I am using lucene 5.2.1, and I want to implement my own ranking rule. In order to make a correct rule, I need to know weather the default relevance score of Lucene (the one that you get with a normal search) is always between 0 and + infinite.
You can find a simple code below to get a better idea.
Query query = new Query(...); //some query, for example "name:foo"
int maxdocs = 500;
TopDocs topBusiness = searchEngine.search(query, maxdocs);
ScoreDoc[] hits = topBusiness.scoreDocs;
float score = hits[0].score;
I want to be sure that the variable score cannot be something below 0 (e.g. score=0.00003 would be ok, but score=-1 would not).
Anybody knows?
It is possible to have a score less than 0 in a search result! All you really need to do is set a negative boost to see it in action (example demonstrating negative score).
If you can comfortably assume that you will never have to deal with a negative boost (which I would say, is usually pretty safe). Then you should be safe in assuming all score will, likewise, be positive.
To explain, score is:
score(q,d) = coord(q,d) · queryNorm(q) · ∑ ( tf(t in d) · idf(t)2 · t.getBoost() · norm(t,d) )
To have a negative score, at least one thing in there has to be negative.
tf - Can't be negative. A term can't appear in a document -1 times, so term frequency must be 0 or higher.
idf2 - This is a little trickier. idf is:
1 + log ( numDocs / (docFreq + 1))
numDocs and docFreq are both positive, since otherwise we're making silly claims like our index has negative 1 terms. So, the logarithm is of a positive number, which is good, because who wants to deal with imaginary numbers?
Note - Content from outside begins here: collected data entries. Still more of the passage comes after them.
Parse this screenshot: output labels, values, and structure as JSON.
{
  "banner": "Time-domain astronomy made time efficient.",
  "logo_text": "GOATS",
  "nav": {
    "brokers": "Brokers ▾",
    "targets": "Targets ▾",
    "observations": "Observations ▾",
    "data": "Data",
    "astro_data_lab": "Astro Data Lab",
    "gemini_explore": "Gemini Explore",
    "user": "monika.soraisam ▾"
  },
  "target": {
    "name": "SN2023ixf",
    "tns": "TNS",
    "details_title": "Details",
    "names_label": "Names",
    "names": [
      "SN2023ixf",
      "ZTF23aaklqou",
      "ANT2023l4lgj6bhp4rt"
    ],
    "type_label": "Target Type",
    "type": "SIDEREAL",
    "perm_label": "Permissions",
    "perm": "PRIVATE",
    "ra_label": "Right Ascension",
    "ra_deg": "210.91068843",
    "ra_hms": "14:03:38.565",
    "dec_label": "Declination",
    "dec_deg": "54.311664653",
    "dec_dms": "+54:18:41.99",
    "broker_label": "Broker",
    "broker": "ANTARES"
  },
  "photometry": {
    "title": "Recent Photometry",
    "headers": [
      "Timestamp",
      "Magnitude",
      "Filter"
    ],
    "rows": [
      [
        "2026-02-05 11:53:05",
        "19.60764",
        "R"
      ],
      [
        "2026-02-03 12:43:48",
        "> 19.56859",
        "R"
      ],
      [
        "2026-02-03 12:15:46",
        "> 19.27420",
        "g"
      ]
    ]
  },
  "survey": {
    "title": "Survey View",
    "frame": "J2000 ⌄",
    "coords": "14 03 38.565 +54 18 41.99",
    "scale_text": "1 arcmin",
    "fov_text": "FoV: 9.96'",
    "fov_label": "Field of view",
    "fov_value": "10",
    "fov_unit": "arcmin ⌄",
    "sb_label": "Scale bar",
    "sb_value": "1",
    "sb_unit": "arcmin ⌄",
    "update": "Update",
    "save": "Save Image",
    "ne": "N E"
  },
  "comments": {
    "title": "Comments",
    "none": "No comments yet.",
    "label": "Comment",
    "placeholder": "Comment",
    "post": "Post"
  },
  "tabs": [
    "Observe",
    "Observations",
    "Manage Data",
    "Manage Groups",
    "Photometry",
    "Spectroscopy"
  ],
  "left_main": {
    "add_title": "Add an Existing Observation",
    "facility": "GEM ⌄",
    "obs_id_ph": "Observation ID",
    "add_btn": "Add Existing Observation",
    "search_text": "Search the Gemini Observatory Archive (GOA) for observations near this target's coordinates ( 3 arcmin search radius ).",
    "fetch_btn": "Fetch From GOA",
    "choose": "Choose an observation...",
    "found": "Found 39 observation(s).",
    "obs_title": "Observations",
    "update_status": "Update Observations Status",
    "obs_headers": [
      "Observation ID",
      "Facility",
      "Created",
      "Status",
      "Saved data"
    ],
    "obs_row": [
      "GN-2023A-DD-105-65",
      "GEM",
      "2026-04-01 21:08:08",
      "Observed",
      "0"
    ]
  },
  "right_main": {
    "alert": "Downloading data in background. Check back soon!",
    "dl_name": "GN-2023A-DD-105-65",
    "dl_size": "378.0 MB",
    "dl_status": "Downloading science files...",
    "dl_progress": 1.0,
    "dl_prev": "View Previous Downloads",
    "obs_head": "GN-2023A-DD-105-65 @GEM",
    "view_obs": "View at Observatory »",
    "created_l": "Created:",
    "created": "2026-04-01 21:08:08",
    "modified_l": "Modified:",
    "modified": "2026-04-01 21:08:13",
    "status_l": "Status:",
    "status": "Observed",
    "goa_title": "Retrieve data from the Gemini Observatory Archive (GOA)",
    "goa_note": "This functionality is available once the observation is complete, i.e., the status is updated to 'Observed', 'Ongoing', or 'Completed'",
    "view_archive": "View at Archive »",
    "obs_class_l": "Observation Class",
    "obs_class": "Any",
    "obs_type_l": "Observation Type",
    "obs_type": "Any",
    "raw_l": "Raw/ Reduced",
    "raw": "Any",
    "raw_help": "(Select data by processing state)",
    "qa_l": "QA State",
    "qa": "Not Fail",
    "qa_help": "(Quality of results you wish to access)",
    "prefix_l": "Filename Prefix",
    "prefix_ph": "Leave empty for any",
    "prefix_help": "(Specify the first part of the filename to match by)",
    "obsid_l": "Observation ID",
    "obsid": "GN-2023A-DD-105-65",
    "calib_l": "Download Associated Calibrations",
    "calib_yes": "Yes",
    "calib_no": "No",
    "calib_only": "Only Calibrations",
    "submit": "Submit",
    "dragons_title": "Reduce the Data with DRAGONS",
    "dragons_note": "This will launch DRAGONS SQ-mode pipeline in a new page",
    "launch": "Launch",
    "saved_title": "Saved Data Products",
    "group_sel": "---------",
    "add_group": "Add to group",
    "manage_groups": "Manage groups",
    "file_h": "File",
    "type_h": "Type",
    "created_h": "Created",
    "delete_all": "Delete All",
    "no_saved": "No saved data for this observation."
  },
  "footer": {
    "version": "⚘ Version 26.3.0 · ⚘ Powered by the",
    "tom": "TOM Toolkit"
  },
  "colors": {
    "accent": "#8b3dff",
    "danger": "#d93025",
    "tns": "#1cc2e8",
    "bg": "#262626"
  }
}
We find the idf can be negative of positive, but will be real (not imaginary). Since it's being squared in the score calculation, then we again have a guaranteed positive number. Wolfram Alpha might illustrate this better
coord - coord measures the overlap of available query terms vs matched query terms. Since the least number of terms matched is 0, and you won't query with less than zero terms, this will be positive.
queryNorm - This normalization factor is probably the hardest to get, and the least interesting in practice:
1 / ( q.getBoost()2 · ∑ ( idf(t) · t.getBoost() )2 )1/2
For our purposes, we can see right off, everything is getting squared, so unless it's imaginary, the result is positive. Boosts won't be imaginary, and we established above that idf won't be imaginary, so again, we're looking at positive number here.
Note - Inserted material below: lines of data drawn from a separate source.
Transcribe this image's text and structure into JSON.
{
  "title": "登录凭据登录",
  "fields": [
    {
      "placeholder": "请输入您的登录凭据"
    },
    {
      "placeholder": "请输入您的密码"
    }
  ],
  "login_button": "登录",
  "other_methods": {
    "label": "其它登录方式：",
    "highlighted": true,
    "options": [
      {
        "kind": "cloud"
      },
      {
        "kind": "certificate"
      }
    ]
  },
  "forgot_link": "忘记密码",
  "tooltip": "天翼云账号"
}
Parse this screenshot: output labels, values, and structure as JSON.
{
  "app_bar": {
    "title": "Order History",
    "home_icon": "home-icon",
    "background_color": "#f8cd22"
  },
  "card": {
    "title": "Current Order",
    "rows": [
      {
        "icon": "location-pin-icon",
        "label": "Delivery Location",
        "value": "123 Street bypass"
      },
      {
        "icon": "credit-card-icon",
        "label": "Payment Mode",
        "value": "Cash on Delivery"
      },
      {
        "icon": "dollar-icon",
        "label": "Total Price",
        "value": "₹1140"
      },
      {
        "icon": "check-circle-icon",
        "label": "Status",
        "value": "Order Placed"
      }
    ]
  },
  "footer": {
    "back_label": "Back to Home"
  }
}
t.getBoost() - This is where negative scores come into the picture, but we're assuming this is positive for our purposes now.
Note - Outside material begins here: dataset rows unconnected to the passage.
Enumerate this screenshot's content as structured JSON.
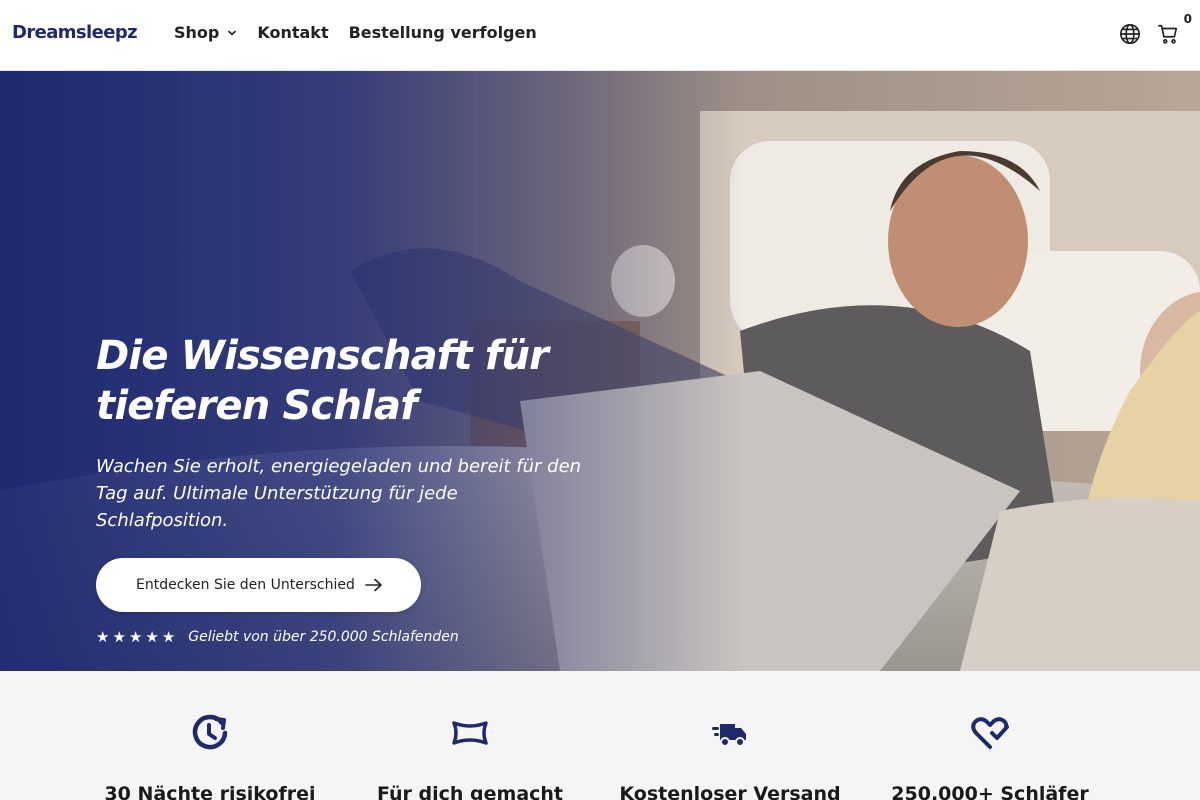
{
  "brand": {
    "name": "Dreamsleepz",
    "color": "#1f2a6b"
  },
  "nav": {
    "items": [
      {
        "label": "Shop",
        "has_dropdown": true
      },
      {
        "label": "Kontakt",
        "has_dropdown": false
      },
      {
        "label": "Bestellung verfolgen",
        "has_dropdown": false
      }
    ]
  },
  "header_icons": {
    "language": "globe-icon",
    "cart": "cart-icon",
    "cart_count": "0"
  },
  "hero": {
    "title_line1": "Die Wissenschaft für",
    "title_line2": "tieferen Schlaf",
    "subtitle": "Wachen Sie erholt, energiegeladen und bereit für den Tag auf. Ultimale Unterstützung für jede Schlafposition.",
    "cta_label": "Entdecken Sie den Unterschied",
    "rating_stars": 5,
    "rating_text": "Geliebt von über 250.000 Schlafenden",
    "overlay_color": "#1e2a76"
  },
  "features": [
    {
      "icon": "clock-refresh-icon",
      "title": "30 Nächte risikofrei"
    },
    {
      "icon": "pillow-icon",
      "title": "Für dich gemacht"
    },
    {
      "icon": "truck-icon",
      "title": "Kostenloser Versand"
    },
    {
      "icon": "heart-check-icon",
      "title": "250.000+ Schläfer"
    }
  ],
  "colors": {
    "accent": "#1f2a6b",
    "feature_bg": "#f5f5f5"
  }
}
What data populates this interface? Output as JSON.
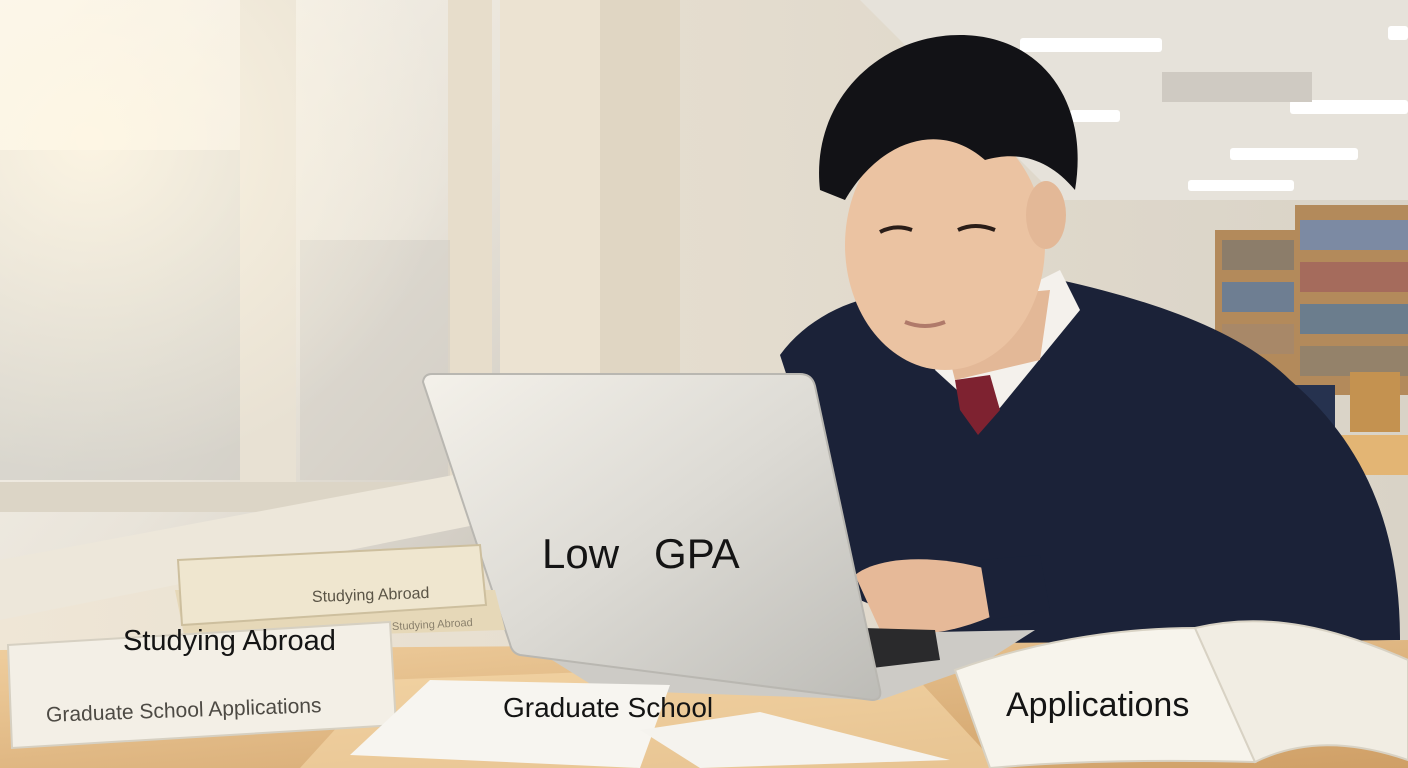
{
  "overlay_labels": {
    "laptop_screen": "Low   GPA",
    "book_stack": "Studying Abroad",
    "paper": "Graduate School",
    "open_book": "Applications"
  },
  "book_spines": {
    "top_book": "Studying Abroad",
    "middle_book": "Studying Abroad",
    "bottom_book": "Graduate School Applications"
  },
  "colors": {
    "window_light": "#f4eee2",
    "sweater": "#1b2238",
    "table": "#e2b77f",
    "laptop": "#d9d9d6",
    "book_cover": "#efe6cf"
  }
}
norm - Norms encode a length normalization, and index-time field boosts. We're assuming positive boosts, so the norm will also be positive. That's kinda of academic though. A bit of testing shows that the default norm encoding (which is only one byte in length) doesn't really support negatives. Any negative number encoded and decoded will come out 0.0.
So, only negative boosts will render negative scores. Nothing else in the scoring algorithm will.